Senator Bob Smith
Ranking Member, EPW Committee
Opening Statement - POPS
May 14, 2002
I want to thank the witnesses for sharing your expert testimony with the committee. Last Spring, with Governor Whitman and Secretary Powell at his side, President Bush announced his support for the Stockholm Convention on Persistent Organic Pollutants – The POPs Convention. This agreement will restrict and eliminate the production, use and/or release of 12 chemicals, including DDT, PCBs and dioxins, that are some of the most persistent and dangerous chemicals ever manufactured. Because they are so mobile and accumulate in the food chain, absent international action, they will continue to be a risk to us all.

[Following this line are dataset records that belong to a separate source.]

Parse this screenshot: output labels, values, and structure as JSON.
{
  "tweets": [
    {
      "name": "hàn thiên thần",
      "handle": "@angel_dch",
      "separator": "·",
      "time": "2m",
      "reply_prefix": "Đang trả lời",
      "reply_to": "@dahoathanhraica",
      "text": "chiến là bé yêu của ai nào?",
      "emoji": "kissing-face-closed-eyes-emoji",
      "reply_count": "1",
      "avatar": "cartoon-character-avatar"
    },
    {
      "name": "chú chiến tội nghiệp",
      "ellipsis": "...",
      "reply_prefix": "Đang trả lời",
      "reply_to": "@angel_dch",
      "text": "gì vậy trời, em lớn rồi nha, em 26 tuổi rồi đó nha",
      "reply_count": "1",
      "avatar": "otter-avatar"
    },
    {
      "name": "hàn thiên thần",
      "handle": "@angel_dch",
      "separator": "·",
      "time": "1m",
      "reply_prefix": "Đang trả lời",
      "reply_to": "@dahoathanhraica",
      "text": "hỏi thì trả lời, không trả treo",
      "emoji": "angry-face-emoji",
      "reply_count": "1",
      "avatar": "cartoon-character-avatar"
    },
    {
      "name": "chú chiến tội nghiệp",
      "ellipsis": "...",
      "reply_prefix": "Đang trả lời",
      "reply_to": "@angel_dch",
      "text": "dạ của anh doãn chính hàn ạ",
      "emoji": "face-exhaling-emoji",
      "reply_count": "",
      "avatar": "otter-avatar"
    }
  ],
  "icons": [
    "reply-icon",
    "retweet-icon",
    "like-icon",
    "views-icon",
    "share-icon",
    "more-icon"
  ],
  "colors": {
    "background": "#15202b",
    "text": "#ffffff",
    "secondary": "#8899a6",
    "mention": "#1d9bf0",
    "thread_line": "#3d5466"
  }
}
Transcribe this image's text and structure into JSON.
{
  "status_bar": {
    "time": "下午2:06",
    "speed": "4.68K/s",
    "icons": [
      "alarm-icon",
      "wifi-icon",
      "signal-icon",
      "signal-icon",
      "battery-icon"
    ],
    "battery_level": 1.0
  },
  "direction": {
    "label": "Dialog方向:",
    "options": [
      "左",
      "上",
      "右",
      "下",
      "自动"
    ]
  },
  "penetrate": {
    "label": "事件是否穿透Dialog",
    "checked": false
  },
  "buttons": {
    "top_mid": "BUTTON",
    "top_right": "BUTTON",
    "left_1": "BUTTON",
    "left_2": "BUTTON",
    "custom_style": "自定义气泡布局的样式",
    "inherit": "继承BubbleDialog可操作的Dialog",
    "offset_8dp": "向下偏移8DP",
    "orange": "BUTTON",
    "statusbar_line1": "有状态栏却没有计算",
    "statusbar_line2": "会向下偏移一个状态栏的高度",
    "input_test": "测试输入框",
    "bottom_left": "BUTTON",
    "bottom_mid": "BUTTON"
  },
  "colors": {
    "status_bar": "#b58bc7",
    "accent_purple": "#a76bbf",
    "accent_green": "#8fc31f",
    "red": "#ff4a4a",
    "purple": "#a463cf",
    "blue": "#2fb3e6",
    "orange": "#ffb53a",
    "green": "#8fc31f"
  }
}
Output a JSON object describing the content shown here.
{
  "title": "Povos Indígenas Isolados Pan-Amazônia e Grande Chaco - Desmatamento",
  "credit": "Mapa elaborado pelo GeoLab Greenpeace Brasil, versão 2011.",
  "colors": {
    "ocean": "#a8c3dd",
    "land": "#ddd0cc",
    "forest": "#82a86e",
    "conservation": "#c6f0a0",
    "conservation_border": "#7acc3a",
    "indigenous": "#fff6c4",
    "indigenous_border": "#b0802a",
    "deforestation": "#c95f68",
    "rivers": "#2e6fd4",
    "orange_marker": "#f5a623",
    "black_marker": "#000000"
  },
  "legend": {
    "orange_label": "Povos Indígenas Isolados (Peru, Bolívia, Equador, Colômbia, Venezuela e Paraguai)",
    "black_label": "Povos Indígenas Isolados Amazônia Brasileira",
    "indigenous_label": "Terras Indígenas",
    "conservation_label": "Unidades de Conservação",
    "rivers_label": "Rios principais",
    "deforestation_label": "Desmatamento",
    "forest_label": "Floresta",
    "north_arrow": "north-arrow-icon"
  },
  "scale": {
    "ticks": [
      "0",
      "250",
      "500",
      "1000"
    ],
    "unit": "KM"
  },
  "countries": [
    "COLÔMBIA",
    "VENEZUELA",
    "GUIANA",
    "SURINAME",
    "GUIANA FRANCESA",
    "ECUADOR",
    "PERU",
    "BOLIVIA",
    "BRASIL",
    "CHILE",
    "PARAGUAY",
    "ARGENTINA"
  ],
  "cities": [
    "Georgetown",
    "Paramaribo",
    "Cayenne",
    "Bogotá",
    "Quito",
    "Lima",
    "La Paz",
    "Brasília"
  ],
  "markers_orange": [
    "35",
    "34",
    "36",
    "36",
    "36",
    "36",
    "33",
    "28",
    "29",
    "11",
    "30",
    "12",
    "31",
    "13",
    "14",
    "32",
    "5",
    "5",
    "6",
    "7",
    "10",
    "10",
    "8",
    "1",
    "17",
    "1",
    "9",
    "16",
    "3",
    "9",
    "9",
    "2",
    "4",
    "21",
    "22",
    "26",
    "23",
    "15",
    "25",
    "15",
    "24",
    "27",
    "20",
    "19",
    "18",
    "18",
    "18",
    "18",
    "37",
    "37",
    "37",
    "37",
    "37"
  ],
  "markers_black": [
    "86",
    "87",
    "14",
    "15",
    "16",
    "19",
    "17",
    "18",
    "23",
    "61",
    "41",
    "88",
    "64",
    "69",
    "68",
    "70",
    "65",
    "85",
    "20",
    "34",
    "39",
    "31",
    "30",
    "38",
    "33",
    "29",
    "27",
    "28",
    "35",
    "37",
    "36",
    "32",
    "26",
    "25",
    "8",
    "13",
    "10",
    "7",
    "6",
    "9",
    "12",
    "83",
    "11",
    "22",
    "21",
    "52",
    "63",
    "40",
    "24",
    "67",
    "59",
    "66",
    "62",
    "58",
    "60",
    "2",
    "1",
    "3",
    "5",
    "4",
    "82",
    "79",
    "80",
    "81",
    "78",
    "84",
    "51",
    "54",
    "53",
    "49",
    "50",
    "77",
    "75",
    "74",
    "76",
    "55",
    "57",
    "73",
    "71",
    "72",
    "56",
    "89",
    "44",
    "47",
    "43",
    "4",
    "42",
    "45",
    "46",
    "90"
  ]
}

I am pleased that the international community came together and found a common solution. The agreements that are the subject of this hearing were developed in cooperation internationally and enjoy strong bipartisan support here in the United States. When we all work together, we can do great things for our environment. I want to commend President Bush and Governor Whitman for their leadership in pressing for this convention and delivering their implementing legislation to Congress. I am honored to be the lead Senate sponsor of the President’s implementing legislation, S. 2507.
I know that Senator Jeffords has also introduced his own version of implementing legislation. The purpose of today’s hearing is to discuss those two proposals. The two bills mirror each other with a few differences: The Administration proposal includes a provision to implement the PICs agreement – the Jeffords bill does not; the Jeffords bill sets out an explicit mechanism for adding future chemicals when and if adopted by the international community – the Administration bill does not; and, the Jeffords bill provides a role for the National Academy of Science and also mandates a dioxin risk assessment.
I realize that there is some controversy surrounding what mechanism the United States should use for the addition of any new chemicals. I was pleased when Governor Whitman stated at our press conference announcing implementing legislation that it is EPA’s intention to work closely with the Congress to address the adding mechanism. I take that as a good faith and constructive gesture to deal with this issue in a bipartisan manner. It is my hope that we can avoid partisan rhetoric and find a good consensus answer to what appears to be the only issue of substance left to be resolved. It is also my hope that people will not use this single point that needs to be worked out as an excuse to politicize this process and turn what is a strong bipartisan effort into a political battle. The result of making this issue partisan would be to delay the implementation of something that EVERYONE wants. As I have said over and over again, environmental politics delays environmental protection. Let’s keep the tone down, work together and see if we can solve this lone issue and claim victory on an environmental treaty that everyone believes is the right thing.